= Rubina Khalid (qaria) =

Quran reciter of Pakistan (1959 - 2017)

Rubina Khalid (1959 - 23 December 2017) was a Pakistani Quran reciter.

In 1996, she received the Pride of Performance award in Qirat from the President of Pakistan.

==Early life and career==
She was born in 1959, to Chaudhry Khushi Mohammad, who was a 'close associate' of Maulana Zafar Ali Khan. Her father also owned a business called Punjab Press that used to print many newspapers. She did her master's degree in Arabic from the University of the Punjab in 1987. She had memorized the Qura'n and achieved proficiency in Qirat by the time she was nine years old.

Rubina taught as an Assistant Professor of Arabic at Kinnaird College for Women, Lahore and Government Islamia College, Lahore for 37 years. She first started appearing on the PTV in 1971 to recite the Quran. She was married to a college professor Khalid Mahmood Hashmi and had two daughters, Namrah and Arooba.
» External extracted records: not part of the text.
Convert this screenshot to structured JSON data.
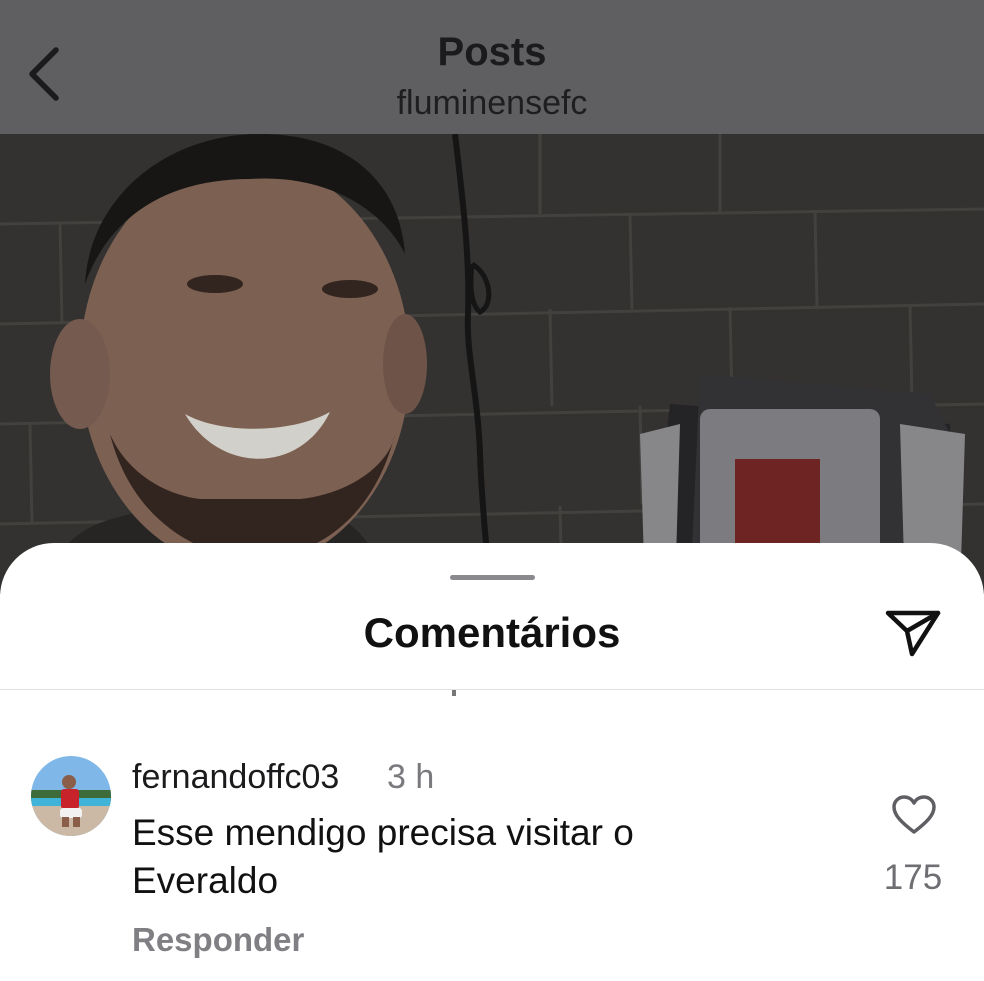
{
  "header": {
    "title": "Posts",
    "username": "fluminensefc"
  },
  "sheet": {
    "title": "Comentários"
  },
  "comment": {
    "username": "fernandoffc03",
    "time": "3 h",
    "text": "Esse mendigo precisa visitar o Everaldo",
    "likes": "175",
    "reply_label": "Responder"
  },
  "icons": {
    "back": "chevron-left-icon",
    "share": "paper-plane-icon",
    "like": "heart-icon"
  },
  "colors": {
    "header_bg": "#5f5f62",
    "sheet_bg": "#ffffff",
    "muted_text": "#7a7a7e"
  }
}
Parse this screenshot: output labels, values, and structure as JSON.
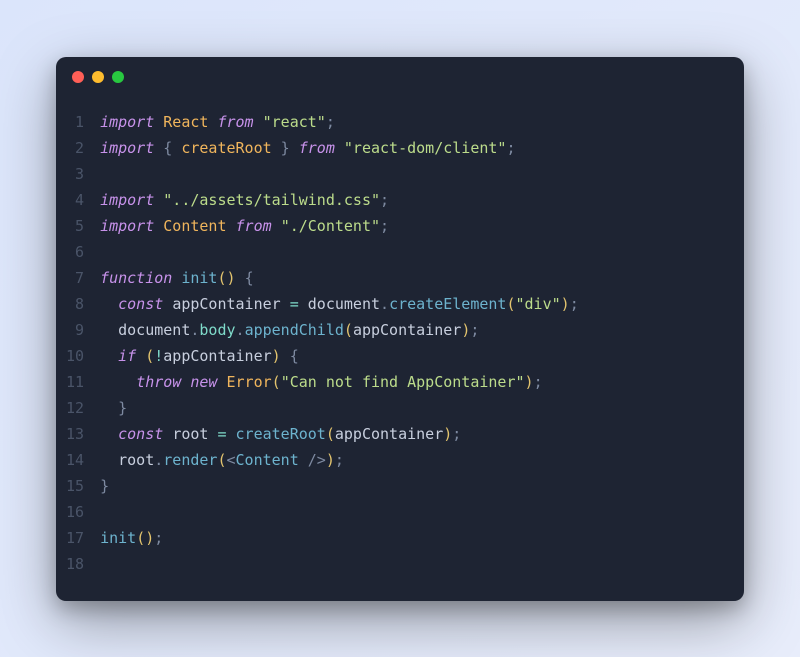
{
  "window": {
    "traffic_lights": [
      "close",
      "minimize",
      "zoom"
    ]
  },
  "editor": {
    "line_numbers": [
      "1",
      "2",
      "3",
      "4",
      "5",
      "6",
      "7",
      "8",
      "9",
      "10",
      "11",
      "12",
      "13",
      "14",
      "15",
      "16",
      "17",
      "18"
    ],
    "lines": [
      [
        {
          "c": "kw",
          "t": "import"
        },
        {
          "c": "sp",
          "t": " "
        },
        {
          "c": "def",
          "t": "React"
        },
        {
          "c": "sp",
          "t": " "
        },
        {
          "c": "from",
          "t": "from"
        },
        {
          "c": "sp",
          "t": " "
        },
        {
          "c": "str",
          "t": "\"react\""
        },
        {
          "c": "punc",
          "t": ";"
        }
      ],
      [
        {
          "c": "kw",
          "t": "import"
        },
        {
          "c": "sp",
          "t": " "
        },
        {
          "c": "punc",
          "t": "{ "
        },
        {
          "c": "def",
          "t": "createRoot"
        },
        {
          "c": "punc",
          "t": " }"
        },
        {
          "c": "sp",
          "t": " "
        },
        {
          "c": "from",
          "t": "from"
        },
        {
          "c": "sp",
          "t": " "
        },
        {
          "c": "str",
          "t": "\"react-dom/client\""
        },
        {
          "c": "punc",
          "t": ";"
        }
      ],
      [],
      [
        {
          "c": "kw",
          "t": "import"
        },
        {
          "c": "sp",
          "t": " "
        },
        {
          "c": "str",
          "t": "\"../assets/tailwind.css\""
        },
        {
          "c": "punc",
          "t": ";"
        }
      ],
      [
        {
          "c": "kw",
          "t": "import"
        },
        {
          "c": "sp",
          "t": " "
        },
        {
          "c": "def",
          "t": "Content"
        },
        {
          "c": "sp",
          "t": " "
        },
        {
          "c": "from",
          "t": "from"
        },
        {
          "c": "sp",
          "t": " "
        },
        {
          "c": "str",
          "t": "\"./Content\""
        },
        {
          "c": "punc",
          "t": ";"
        }
      ],
      [],
      [
        {
          "c": "kw",
          "t": "function"
        },
        {
          "c": "sp",
          "t": " "
        },
        {
          "c": "call",
          "t": "init"
        },
        {
          "c": "paren",
          "t": "()"
        },
        {
          "c": "sp",
          "t": " "
        },
        {
          "c": "punc",
          "t": "{"
        }
      ],
      [
        {
          "c": "sp",
          "t": "  "
        },
        {
          "c": "kw",
          "t": "const"
        },
        {
          "c": "sp",
          "t": " "
        },
        {
          "c": "ident",
          "t": "appContainer"
        },
        {
          "c": "sp",
          "t": " "
        },
        {
          "c": "op",
          "t": "="
        },
        {
          "c": "sp",
          "t": " "
        },
        {
          "c": "ident",
          "t": "document"
        },
        {
          "c": "punc",
          "t": "."
        },
        {
          "c": "call",
          "t": "createElement"
        },
        {
          "c": "paren",
          "t": "("
        },
        {
          "c": "str",
          "t": "\"div\""
        },
        {
          "c": "paren",
          "t": ")"
        },
        {
          "c": "punc",
          "t": ";"
        }
      ],
      [
        {
          "c": "sp",
          "t": "  "
        },
        {
          "c": "ident",
          "t": "document"
        },
        {
          "c": "punc",
          "t": "."
        },
        {
          "c": "prop",
          "t": "body"
        },
        {
          "c": "punc",
          "t": "."
        },
        {
          "c": "call",
          "t": "appendChild"
        },
        {
          "c": "paren",
          "t": "("
        },
        {
          "c": "ident",
          "t": "appContainer"
        },
        {
          "c": "paren",
          "t": ")"
        },
        {
          "c": "punc",
          "t": ";"
        }
      ],
      [
        {
          "c": "sp",
          "t": "  "
        },
        {
          "c": "kw",
          "t": "if"
        },
        {
          "c": "sp",
          "t": " "
        },
        {
          "c": "paren",
          "t": "("
        },
        {
          "c": "op",
          "t": "!"
        },
        {
          "c": "ident",
          "t": "appContainer"
        },
        {
          "c": "paren",
          "t": ")"
        },
        {
          "c": "sp",
          "t": " "
        },
        {
          "c": "punc",
          "t": "{"
        }
      ],
      [
        {
          "c": "sp",
          "t": "    "
        },
        {
          "c": "kw",
          "t": "throw"
        },
        {
          "c": "sp",
          "t": " "
        },
        {
          "c": "kw",
          "t": "new"
        },
        {
          "c": "sp",
          "t": " "
        },
        {
          "c": "def",
          "t": "Error"
        },
        {
          "c": "paren",
          "t": "("
        },
        {
          "c": "str",
          "t": "\"Can not find AppContainer\""
        },
        {
          "c": "paren",
          "t": ")"
        },
        {
          "c": "punc",
          "t": ";"
        }
      ],
      [
        {
          "c": "sp",
          "t": "  "
        },
        {
          "c": "punc",
          "t": "}"
        }
      ],
      [
        {
          "c": "sp",
          "t": "  "
        },
        {
          "c": "kw",
          "t": "const"
        },
        {
          "c": "sp",
          "t": " "
        },
        {
          "c": "ident",
          "t": "root"
        },
        {
          "c": "sp",
          "t": " "
        },
        {
          "c": "op",
          "t": "="
        },
        {
          "c": "sp",
          "t": " "
        },
        {
          "c": "call",
          "t": "createRoot"
        },
        {
          "c": "paren",
          "t": "("
        },
        {
          "c": "ident",
          "t": "appContainer"
        },
        {
          "c": "paren",
          "t": ")"
        },
        {
          "c": "punc",
          "t": ";"
        }
      ],
      [
        {
          "c": "sp",
          "t": "  "
        },
        {
          "c": "ident",
          "t": "root"
        },
        {
          "c": "punc",
          "t": "."
        },
        {
          "c": "call",
          "t": "render"
        },
        {
          "c": "paren",
          "t": "("
        },
        {
          "c": "tagang",
          "t": "<"
        },
        {
          "c": "tag",
          "t": "Content"
        },
        {
          "c": "sp",
          "t": " "
        },
        {
          "c": "tagang",
          "t": "/>"
        },
        {
          "c": "paren",
          "t": ")"
        },
        {
          "c": "punc",
          "t": ";"
        }
      ],
      [
        {
          "c": "punc",
          "t": "}"
        }
      ],
      [],
      [
        {
          "c": "call",
          "t": "init"
        },
        {
          "c": "paren",
          "t": "()"
        },
        {
          "c": "punc",
          "t": ";"
        }
      ],
      []
    ]
  }
}
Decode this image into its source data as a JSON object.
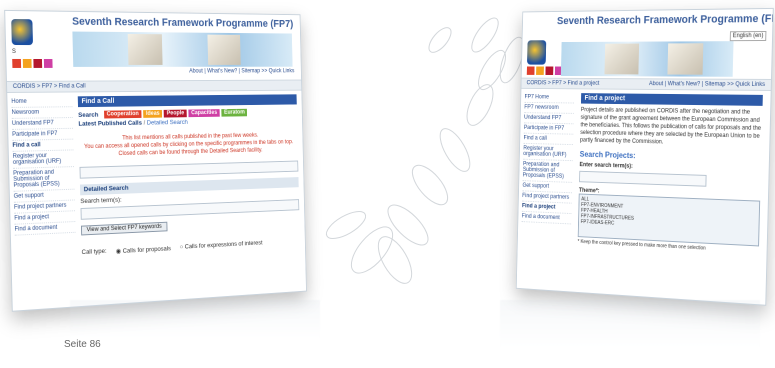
{
  "left": {
    "title": "Seventh Research Framework Programme (FP7)",
    "logo_text": "S",
    "top_links": "About | What's New? | Sitemap  >> Quick Links",
    "breadcrumb": "CORDIS > FP7 > Find a Call",
    "sidebar": [
      "Home",
      "Newsroom",
      "Understand FP7",
      "Participate in FP7",
      "Find a call",
      "Register your organisation (URF)",
      "Preparation and Submission of Proposals (EPSS)",
      "Get support",
      "Find project partners",
      "Find a project",
      "Find a document"
    ],
    "section_head": "Find a Call",
    "tabs": [
      {
        "label": "Search",
        "color": ""
      },
      {
        "label": "Cooperation",
        "color": "#e0402d"
      },
      {
        "label": "Ideas",
        "color": "#f4a21f"
      },
      {
        "label": "People",
        "color": "#b5172e"
      },
      {
        "label": "Capacities",
        "color": "#cf3fa4"
      },
      {
        "label": "Euratom",
        "color": "#6cb33f"
      }
    ],
    "latest_calls": "Latest Published Calls",
    "detailed_link": "Detailed Search",
    "note_lines": [
      "This list mentions all calls published in the past few weeks.",
      "You can access all opened calls by clicking on the specific programmes in the tabs on top.",
      "Closed calls can be found through the Detailed Search facility."
    ],
    "detailed_search": "Detailed Search",
    "search_terms": "Search term(s):",
    "view_button": "View and Select FP7 keywords",
    "call_type": "Call type:",
    "call_opt1": "Calls for proposals",
    "call_opt2": "Calls for expressions of interest"
  },
  "right": {
    "title": "Seventh Research Framework Programme (FP7)",
    "lang": "English (en)",
    "top_links": "About | What's New? | Sitemap  >> Quick Links",
    "breadcrumb": "CORDIS > FP7 > Find a project",
    "sidebar": [
      "FP7 Home",
      "FP7 newsroom",
      "Understand FP7",
      "Participate in FP7",
      "Find a call",
      "Register your organisation (URF)",
      "Preparation and Submission of Proposals (EPSS)",
      "Get support",
      "Find project partners",
      "Find a project",
      "Find a document"
    ],
    "section_head": "Find a project",
    "intro": "Project details are published on CORDIS after the negotiation and the signature of the grant agreement between the European Commission and the beneficiaries. This follows the publication of calls for proposals and the selection procedure where they are selected by the European Union to be partly financed by the Commission.",
    "search_projects": "Search Projects:",
    "enter_terms": "Enter search term(s):",
    "theme": "Theme*:",
    "themes": [
      "ALL",
      "FP7-ENVIRONMENT",
      "FP7-HEALTH",
      "FP7-INFRASTRUCTURES",
      "FP7-IDEAS-ERC"
    ],
    "footnote": "* Keep the control key pressed to make more than one selection"
  },
  "page_number": "Seite 86",
  "colors": {
    "brand_blue": "#2d5aa8",
    "link": "#2a4d8f",
    "note_red": "#cc3322"
  }
}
Qari Abdul Basit 'Abd us-Samad (1927 - 1988) of Egypt, (an international Quran-reciting celebrity) had heard her reciting the Quran at the historic Badshahi Masjid, Lahore, "and affectionately called the 12-year-old Rubina as 'Chhota Basit' (the second Basit)".

==Death==
Rubina Khalid died on 23 December 2017 after a long battle with cancer at the age of 58. She is survived by her husband and their two daughters. She was buried at the Miani Sahib Graveyard in Lahore.